Fatai Rolling Dollar: Pioneer of highlife music
Thursday 27 June 2013
Fatai Rolling Dollar was a guitarist, percussionist, singer and songwriter. In a career that spanned some 64 years, he did a great deal to popularise highlife music in Nigeria, especially during his most active period in the 1960s and 1970s. He emerged in the 1950s but subsequently suffered three and a half decades in the wilderness before making a comeback, topped off with guest appearances on Tony Allen's 2005 album Lagos No Shaking.
This was followed by his solo album Won Kere Si Number for Ekostar (the title track being a re-recording of his best known song) and the compilation Papa Rise Again (2007). He made his only UK appearances in London in 2009 at the Majestic Restaurant, a Nigerian venue in Brixton, and clubs such as the Dex in Brixton and Cargo in Shoreditch.
Fatai's music was a rootsy take on highlife, featuring slinky "palm wine" style guitar, sometimes punctuated by talking drum and often the rustic plunk of agidigbo, (a large thumb piano) and topped with his gruff vocals. He sang in "broken" English as well as Yoruba and Hausa, often about financial matters.
Just before the Cargo gig, in an interview for fRoots magazine, he told me, "If you are singing, you must have message. If you don't have message in what you are singing, nobody will like it!" You have to say something better, he explained, before turning to a subject he regularly addressed in interviews: "All the people who are playing hip-hop in Nigeria, some are saying the truth, [but] some are just opening their mouth, saying what they like!"
He was born as Prince Olayiwola Fatai Olagungu in 1927 to Chief Olagungu, in Ede, Oshun state. He acquired the nickname that became his stage name from his schoolmates at the age of nine, from his habit of carrying around two shillings which his father would give him to spend on his brother and sister while his work as a driver took him to Ghana. Because this was more than most of his peers had on them, he was conferred the honour of performing the toss at football matches.
He left school in 1944 when his father died. He then began to train on the job as a mechanic, but his youthful "rascal" nature soon got him into trouble. At 19 he stowed away on a ship; his mother responded by having him detained in a "welfare" institution. While there he learned a new trade as a sign writer, but soon tired of it and decided on a career in music.

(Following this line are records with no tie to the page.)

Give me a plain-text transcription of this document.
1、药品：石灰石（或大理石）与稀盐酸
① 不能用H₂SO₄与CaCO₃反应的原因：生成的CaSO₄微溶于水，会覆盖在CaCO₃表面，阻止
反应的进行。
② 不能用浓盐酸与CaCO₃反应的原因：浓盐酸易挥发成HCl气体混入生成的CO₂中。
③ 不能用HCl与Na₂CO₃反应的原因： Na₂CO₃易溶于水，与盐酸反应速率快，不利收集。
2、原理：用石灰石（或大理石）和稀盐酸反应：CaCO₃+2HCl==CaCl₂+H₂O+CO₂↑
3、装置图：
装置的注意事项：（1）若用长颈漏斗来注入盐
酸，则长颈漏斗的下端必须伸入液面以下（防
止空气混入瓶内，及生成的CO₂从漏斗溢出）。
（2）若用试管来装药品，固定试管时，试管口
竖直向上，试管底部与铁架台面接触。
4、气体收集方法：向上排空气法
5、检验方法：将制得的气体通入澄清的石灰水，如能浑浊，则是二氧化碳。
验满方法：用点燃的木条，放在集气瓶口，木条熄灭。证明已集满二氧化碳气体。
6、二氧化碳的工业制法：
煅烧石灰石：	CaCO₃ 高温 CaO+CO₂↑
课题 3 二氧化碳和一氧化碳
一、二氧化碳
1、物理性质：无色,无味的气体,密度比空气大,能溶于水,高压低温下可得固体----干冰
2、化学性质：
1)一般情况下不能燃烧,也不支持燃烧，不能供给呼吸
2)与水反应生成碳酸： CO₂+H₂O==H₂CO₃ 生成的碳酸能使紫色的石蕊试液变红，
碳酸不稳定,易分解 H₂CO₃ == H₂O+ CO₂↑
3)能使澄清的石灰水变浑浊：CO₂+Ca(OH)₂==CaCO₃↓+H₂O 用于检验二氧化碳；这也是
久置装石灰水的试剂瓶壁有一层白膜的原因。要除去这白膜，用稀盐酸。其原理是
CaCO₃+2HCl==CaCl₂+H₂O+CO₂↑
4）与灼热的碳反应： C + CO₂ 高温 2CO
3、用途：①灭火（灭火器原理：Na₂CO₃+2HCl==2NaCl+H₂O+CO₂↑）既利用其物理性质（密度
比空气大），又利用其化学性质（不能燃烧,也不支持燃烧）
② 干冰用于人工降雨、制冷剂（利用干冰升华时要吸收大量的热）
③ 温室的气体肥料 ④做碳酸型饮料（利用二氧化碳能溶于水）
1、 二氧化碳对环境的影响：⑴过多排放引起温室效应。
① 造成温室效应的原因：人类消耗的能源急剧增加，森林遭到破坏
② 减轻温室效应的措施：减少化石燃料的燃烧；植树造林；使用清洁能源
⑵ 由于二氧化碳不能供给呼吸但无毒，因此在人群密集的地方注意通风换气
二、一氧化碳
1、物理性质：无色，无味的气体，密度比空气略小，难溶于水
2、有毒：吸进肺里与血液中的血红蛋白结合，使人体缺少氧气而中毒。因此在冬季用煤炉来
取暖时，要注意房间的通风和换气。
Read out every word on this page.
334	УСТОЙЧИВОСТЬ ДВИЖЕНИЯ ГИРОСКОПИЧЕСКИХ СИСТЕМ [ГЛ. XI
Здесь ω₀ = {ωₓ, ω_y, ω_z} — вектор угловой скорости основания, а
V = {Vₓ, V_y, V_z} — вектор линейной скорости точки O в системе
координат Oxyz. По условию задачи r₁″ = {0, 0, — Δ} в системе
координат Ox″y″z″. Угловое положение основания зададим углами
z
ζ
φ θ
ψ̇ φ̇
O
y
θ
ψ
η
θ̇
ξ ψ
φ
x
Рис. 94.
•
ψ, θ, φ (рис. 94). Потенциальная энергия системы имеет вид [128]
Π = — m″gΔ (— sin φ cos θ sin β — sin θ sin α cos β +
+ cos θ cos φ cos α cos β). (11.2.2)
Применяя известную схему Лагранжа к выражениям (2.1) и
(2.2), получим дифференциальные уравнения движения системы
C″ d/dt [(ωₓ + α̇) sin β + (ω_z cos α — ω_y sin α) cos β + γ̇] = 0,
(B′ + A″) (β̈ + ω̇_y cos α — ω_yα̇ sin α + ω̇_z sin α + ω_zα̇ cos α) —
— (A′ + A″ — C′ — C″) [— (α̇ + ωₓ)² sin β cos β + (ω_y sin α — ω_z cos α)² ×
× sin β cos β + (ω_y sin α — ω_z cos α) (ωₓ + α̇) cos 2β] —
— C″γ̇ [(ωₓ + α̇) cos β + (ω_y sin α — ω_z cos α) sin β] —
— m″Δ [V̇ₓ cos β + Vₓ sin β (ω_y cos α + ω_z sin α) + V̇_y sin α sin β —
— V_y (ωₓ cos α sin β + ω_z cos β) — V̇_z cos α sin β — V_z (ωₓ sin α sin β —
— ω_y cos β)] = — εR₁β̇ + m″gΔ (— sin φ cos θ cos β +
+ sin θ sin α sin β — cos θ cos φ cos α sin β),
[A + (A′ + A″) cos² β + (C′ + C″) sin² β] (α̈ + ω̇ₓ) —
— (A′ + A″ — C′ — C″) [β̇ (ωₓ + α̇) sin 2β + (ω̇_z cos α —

During the late 1940s he started out as a percussionist in the konkoma bands that were then popular. After konkoma fell out of fashion, he began playing agidigbo. After a spell labouring in the Lagos dry dock, he took up an offer to play agidigbo in Willie Payne's band, which led on to him joining JO Araba's band in 1953.
Although this was a high-profile gig, which involved playing live on air for the Nigeria Broadcasting Corporation, the prevailing industry culture meant that the money went to the bandleader, and the musicians saw little. Fatai's response was to teach himself the guitar in 1955 from a manual. By 1957, he had formed Fatai Rolling Dollar & His African Rhythm Band. Not long after, they began recording for Phillips West Africa Records and were booked to perform at the independence celebrations in 1960.
One of the musicians who had joined Fatai's band in 1958 was Ebenezer Obey, who would go on to become one of Nigeria's major stars of juju music. He left Fatai's band with six other members in 1963, but it continued as the New Millennium Band throughout the 1960s. But by the end of that decade his star was being eclipsed by the new wave of juju artists, so to make ends meet he set up a business hiring out instruments in the Lagos suburb of Moshalashi, close to Fela Kuti's "Kalakuta Republic". When government soldiers sacked this in 1977, Fatai lost all his goods to looters.
With his business in ruins he move to a tiny flat and his long spell in obscurity began. Having fathered 15 children to four women, he lost five of them and their mother to poverty-related ailments. He drifted for several years, doing odd jobs, but in 2002 he was "rediscovered" by the musicologist and manager Steve Rhodes, which led to his work with Tony Allen. His last albums were Fatai Rolling Dollar Returns (2010) and Better Life (2011). He was touring the US earlier this year when he was taken ill and diagnosed with lung cancer.
Prince Olayiwola Fatai Olagungu (Fatai Rolling Dollar), musician: born Ede, Oshun state, Nigeria 22 July 1927; died 12 June 2013.